Administração Pública inclusiva: igualdade de género, juventude e integração da deficiência como base do desenvolvimento humano

Coordenadora: Cecilia María Klappenbach. Assessora na Secretaria de Transformação Cultural do Governo da Cidade de Buenos Aires. Argentina.

A diversidade é uma realidade para todas as administrações públicas. O género, os grupos etários, as diferentes origens culturais, as situações de incapacidade, são apenas algumas das diversas formas em que a diversidade marca as nossas organizações. Nos últimos anos, a maioria das administrações definiu políticas de inclusão, com maior ou menor grau de desenvolvimento e impacto, o que geralmente se relaciona com quotas ou com a percentagem da população diversificada empregada. Acreditamos que as nossas administrações devem desafiar-se ainda mais e propor políticas públicas que, para além da igualdade de oportunidades, promovam o desenvolvimento individual de todos aqueles que constituem estes grupos populacionais específicos, com ênfase no indivíduo: identificando as suas possibilidades e dando resposta às suas necessidades. O fortalecimento destes grupos irá aumentar a qualidade da administração pública, torná-la-á mais inovadora, contribuindo para um desenvolvimento humano integral. O desafio das políticas associadas ao desenvolvimento de uma administração pública inclusiva reside na sua integração com as políticas de emprego públicas e as políticas de gestão da qualidade e da inovação. E, em particular, o desafio das políticas orientadas para os jovens, consiste em reter os jovens talentosos e desenvolver as suas capacidades de liderança no intuito de os preparar para o papel de futuros líderes da administração.

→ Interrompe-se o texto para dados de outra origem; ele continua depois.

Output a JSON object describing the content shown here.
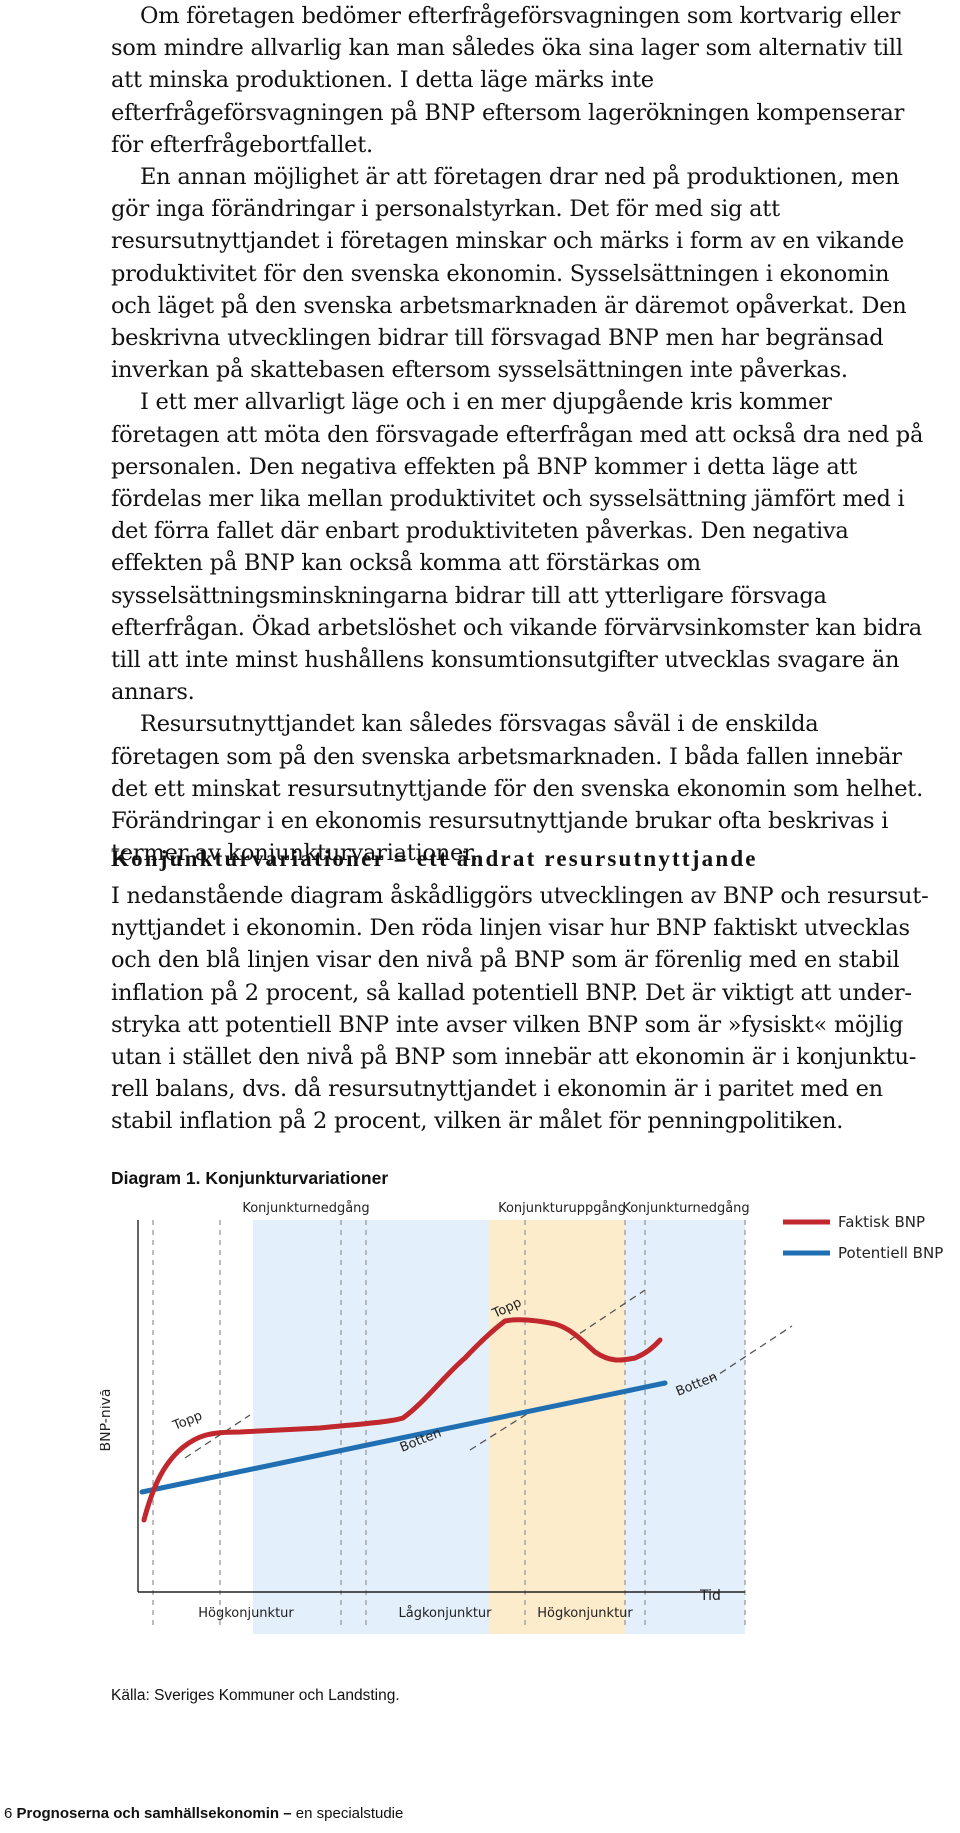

Esta mudança de paradigmas acarreta mudanças nos estilos de liderança, levando-nos a questionar o tipo de líderes de que a administração pública necessita. E de que forma poderemos desenvolver líderes inclusivos que entendam a diversidade como uma mais-valia da organização e não como um problema a ser resolvido. Se analisarmos a inclusão do ponto de vista dos diferentes níveis de resistência (organizacional, por grupos e individual), podemos questionar-nos quanto às ideias preconcebidas inconscientes que estão patentes nos comportamentos de resistência. Propõe-se que os trabalhos apresentados fomentem o debate e a reflexão em torno do impacto real das políticas públicas ou programas internos implementados nos diferentes países, favorecendo o desenvolvimento dos indivíduos de diferentes géneros, das pessoas com incapacidades e dos jovens; e em torno da transformação da organização, com um impacto direto na integração e equidade face a estes grupos.